Configuration Parameters#

  • remote_url: S3 bucket URL (s3://bucket-name)

  • save_unfull_chunk: Save partial chunks (default: False, must be False for S3)

  • enable_async_loading: Async loading (default: False)

  • blocking_timeout_secs: Timeout seconds (default: 10)

S3-Specific (in extra_config)#

  • s3_region: AWS region for S3 client (required)

  • s3_num_io_threads: Number of IO threads for the AWS CRT client to spawn. Benefits taper out after exceeding the number of CPU cores. This is also a way to restrict the number of outgoing requests in case your S3-compatible object store has a rate-limiting gateway.

  • s3_prefer_http2: Enable HTTP/2 with ALPN negotiation ([“h2”, “http/1.1”])

  • s3_enable_s3express: Enable S3 Express One Zone support in AWS CRT client

  • save_chunk_meta: Whether to save chunk metadata in the object store along with your data (False required for S3)

  • aws_access_key_id: AWS access key ID (or log in with aws configure in your environment)

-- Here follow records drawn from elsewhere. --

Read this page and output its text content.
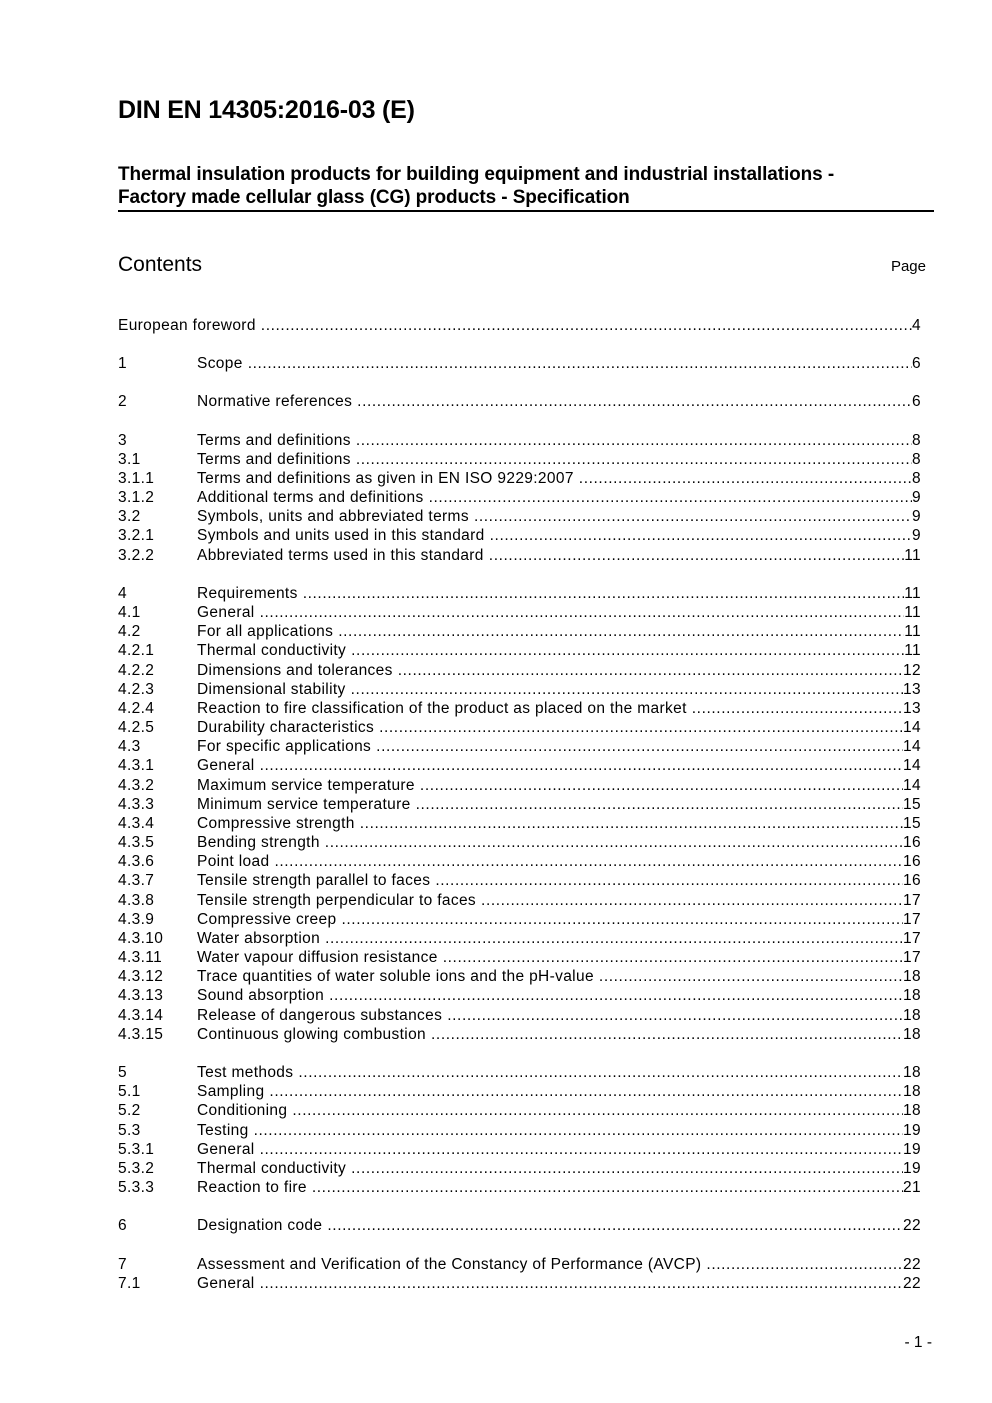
DIN EN 14305:2016-03 (E)
Thermal insulation products for building equipment and industrial installations -
Factory made cellular glass (CG) products - Specification
Contents	Page
European foreword .....	4
1	Scope .....	6
2	Normative references .....	6
3	Terms and definitions .....	8
3.1	Terms and definitions .....	8
3.1.1	Terms and definitions as given in EN ISO 9229:2007 .....	8
3.1.2	Additional terms and definitions .....	9
3.2	Symbols, units and abbreviated terms .....	9
3.2.1	Symbols and units used in this standard .....	9
3.2.2	Abbreviated terms used in this standard .....	11
4	Requirements .....	11
4.1	General .....	11
4.2	For all applications .....	11
4.2.1	Thermal conductivity .....	11
4.2.2	Dimensions and tolerances .....	12
4.2.3	Dimensional stability .....	13
4.2.4	Reaction to fire classification of the product as placed on the market .....	13
4.2.5	Durability characteristics .....	14
4.3	For specific applications .....	14
4.3.1	General .....	14
4.3.2	Maximum service temperature .....	14
4.3.3	Minimum service temperature .....	15
4.3.4	Compressive strength .....	15
4.3.5	Bending strength .....	16
4.3.6	Point load .....	16
4.3.7	Tensile strength parallel to faces .....	16
4.3.8	Tensile strength perpendicular to faces .....	17
4.3.9	Compressive creep .....	17
4.3.10	Water absorption .....	17
4.3.11	Water vapour diffusion resistance .....	17
4.3.12	Trace quantities of water soluble ions and the pH-value .....	18
4.3.13	Sound absorption .....	18
4.3.14	Release of dangerous substances .....	18
4.3.15	Continuous glowing combustion .....	18
5	Test methods .....	18
5.1	Sampling .....	18
5.2	Conditioning .....	18
5.3	Testing .....	19
5.3.1	General .....	19
5.3.2	Thermal conductivity .....	19
5.3.3	Reaction to fire .....	21
6	Designation code .....	22
7	Assessment and Verification of the Constancy of Performance (AVCP) .....	22
7.1	General .....	22
- 1 -
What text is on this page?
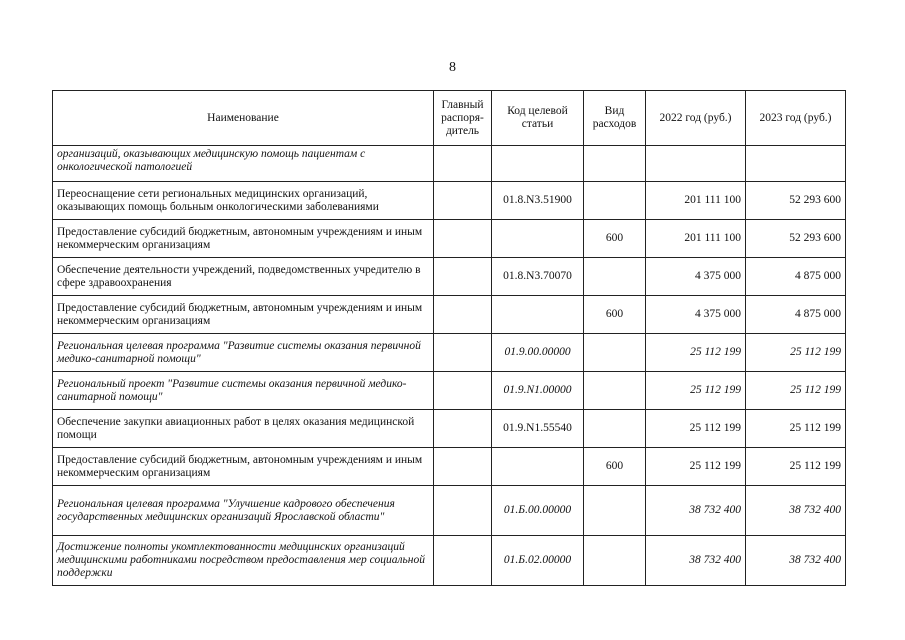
8
Наименование	Главный распоря-дитель	Код целевой статьи	Вид расходов	2022 год (руб.)	2023 год (руб.)
организаций, оказывающих медицинскую помощь пациентам с онкологической патологией					
Переоснащение сети региональных медицинских организаций, оказывающих помощь больным онкологическими заболеваниями		01.8.N3.51900		201 111 100	52 293 600
Предоставление субсидий бюджетным, автономным учреждениям и иным некоммерческим организациям			600	201 111 100	52 293 600
Обеспечение деятельности учреждений, подведомственных учредителю в сфере здравоохранения		01.8.N3.70070		4 375 000	4 875 000
Предоставление субсидий бюджетным, автономным учреждениям и иным некоммерческим организациям			600	4 375 000	4 875 000
Региональная целевая программа "Развитие системы оказания первичной медико-санитарной помощи"		01.9.00.00000		25 112 199	25 112 199
Региональный проект "Развитие системы оказания первичной медико-санитарной помощи"		01.9.N1.00000		25 112 199	25 112 199
Обеспечение закупки авиационных работ в целях оказания медицинской помощи		01.9.N1.55540		25 112 199	25 112 199
Предоставление субсидий бюджетным, автономным учреждениям и иным некоммерческим организациям			600	25 112 199	25 112 199
Региональная целевая программа "Улучшение кадрового обеспечения государственных медицинских организаций Ярославской области"		01.Б.00.00000		38 732 400	38 732 400
Достижение полноты укомплектованности медицинских организаций медицинскими работниками посредством предоставления мер социальной поддержки		01.Б.02.00000		38 732 400	38 732 400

  • aws_secret_access_key: AWS secret access key (or log in with aws configure in your environment)

Tips::

- Use same region for compute and S3
  • Consider S3 Express One Zone for less redundancy but better performance

MP Mode Configuration#

In multi-process (MP) mode, S3 is configured as an L2 adapter via a JSON spec passed to the LMCache server, rather than through remote_url + extra_config. Each --l2-adapter argument takes a JSON object whose "type": "s3" field selects the S3 adapter.

{
  "type": "s3",
  "s3_endpoint": "s3://my-bucket",
  "s3_region": "us-east-1",
  "s3_num_io_threads": 64,
  "s3_prefer_http2": true,
  "s3_enable_s3express": false,
  "disable_tls": false,
  "max_capacity_gb": 500,
  "eviction": {
    "eviction_policy": "LRU",
    "trigger_watermark": 0.85,
    "eviction_ratio": 0.2
  }
}

S3 L2 Adapter Fields#

  • type (required): must be "s3".

  • s3_endpoint (required): bucket URL. Accepts either s3://bucket or the bare host form (e.g. bucket.s3.us-east-1.amazonaws.com).

  • s3_region (required): AWS region for the S3 client.

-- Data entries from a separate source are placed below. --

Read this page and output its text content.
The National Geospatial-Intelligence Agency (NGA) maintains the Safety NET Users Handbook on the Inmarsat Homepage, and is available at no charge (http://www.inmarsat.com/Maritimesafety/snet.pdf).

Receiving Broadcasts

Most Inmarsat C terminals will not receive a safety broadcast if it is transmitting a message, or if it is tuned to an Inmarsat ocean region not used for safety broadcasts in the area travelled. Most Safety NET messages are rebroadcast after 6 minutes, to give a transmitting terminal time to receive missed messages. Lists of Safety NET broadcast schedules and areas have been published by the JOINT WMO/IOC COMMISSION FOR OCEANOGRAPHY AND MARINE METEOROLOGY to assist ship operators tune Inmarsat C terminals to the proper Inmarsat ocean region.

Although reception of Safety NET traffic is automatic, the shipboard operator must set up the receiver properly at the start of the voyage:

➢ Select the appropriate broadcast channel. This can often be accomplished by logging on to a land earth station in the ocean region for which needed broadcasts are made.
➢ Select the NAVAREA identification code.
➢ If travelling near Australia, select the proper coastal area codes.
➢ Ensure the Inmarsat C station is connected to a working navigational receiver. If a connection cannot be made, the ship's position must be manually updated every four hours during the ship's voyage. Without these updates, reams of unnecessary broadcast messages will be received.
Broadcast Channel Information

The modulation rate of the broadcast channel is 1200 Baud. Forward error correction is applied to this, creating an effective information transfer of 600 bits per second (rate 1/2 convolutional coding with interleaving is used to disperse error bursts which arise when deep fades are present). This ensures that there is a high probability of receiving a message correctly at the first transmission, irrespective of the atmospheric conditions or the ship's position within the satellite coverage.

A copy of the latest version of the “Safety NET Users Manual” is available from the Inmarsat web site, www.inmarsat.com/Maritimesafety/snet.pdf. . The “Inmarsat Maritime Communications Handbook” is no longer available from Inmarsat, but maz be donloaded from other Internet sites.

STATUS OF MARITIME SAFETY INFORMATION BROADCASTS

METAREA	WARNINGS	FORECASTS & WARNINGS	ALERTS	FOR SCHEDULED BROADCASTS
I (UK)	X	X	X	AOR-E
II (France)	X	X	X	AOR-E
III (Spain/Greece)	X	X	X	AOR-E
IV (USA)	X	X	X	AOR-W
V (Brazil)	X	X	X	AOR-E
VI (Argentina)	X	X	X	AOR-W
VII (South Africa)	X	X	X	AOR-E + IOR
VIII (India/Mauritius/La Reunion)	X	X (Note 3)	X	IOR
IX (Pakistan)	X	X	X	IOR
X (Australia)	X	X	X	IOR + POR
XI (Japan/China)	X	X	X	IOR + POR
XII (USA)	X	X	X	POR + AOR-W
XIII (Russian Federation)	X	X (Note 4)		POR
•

  • s3_num_io_threads: number of CRT IO threads (default 64).

  • s3_prefer_http2: attempt HTTP/2 via ALPN negotiation (default true).

  • s3_enable_s3express: enable S3 Express One Zone signing (default false).

  • disable_tls: bypass TLS, for non-AWS HTTP endpoints (default false).

  • aws_access_key_id, aws_secret_access_key: optional static credentials. When omitted the adapter uses the AWS default credentials chain (aws configure, environment variables, IRSA, etc.).

  • max_capacity_gb: capacity used by get_usage() for watermark-based L2 eviction. Set to 0 (default) to disable usage tracking — get_usage() then returns (-1.0, -1.0) and no automatic eviction is triggered.

  • eviction: optional sub-dict enabling the L2 eviction controller for this adapter. See L2AdapterConfigBase _parse_eviction_config for the full schema. When present, keys that are currently being loaded (reference-counted by the lookup-and-lock path) are skipped by delete().

Differences vs Non-MP S3#

  • The MP adapter honors first-class eviction: it implements delete() (real S3 DeleteObject), refcounted submit_unlock, and get_usage() driven by max_capacity_gb.

  • Keys are identified by ObjectKey (model_name + kv_rank + chunk_hash) rather than CacheEngineKey. The wire-format object name is <model>@<kv_rank_hex>@<chunk_hash_hex>, which is not compatible with the non-MP naming. A bucket populated by non-MP LMCache cannot be read directly by MP LMCache and vice versa.

  • Unfull chunks are rejected (same constraint as non-MP).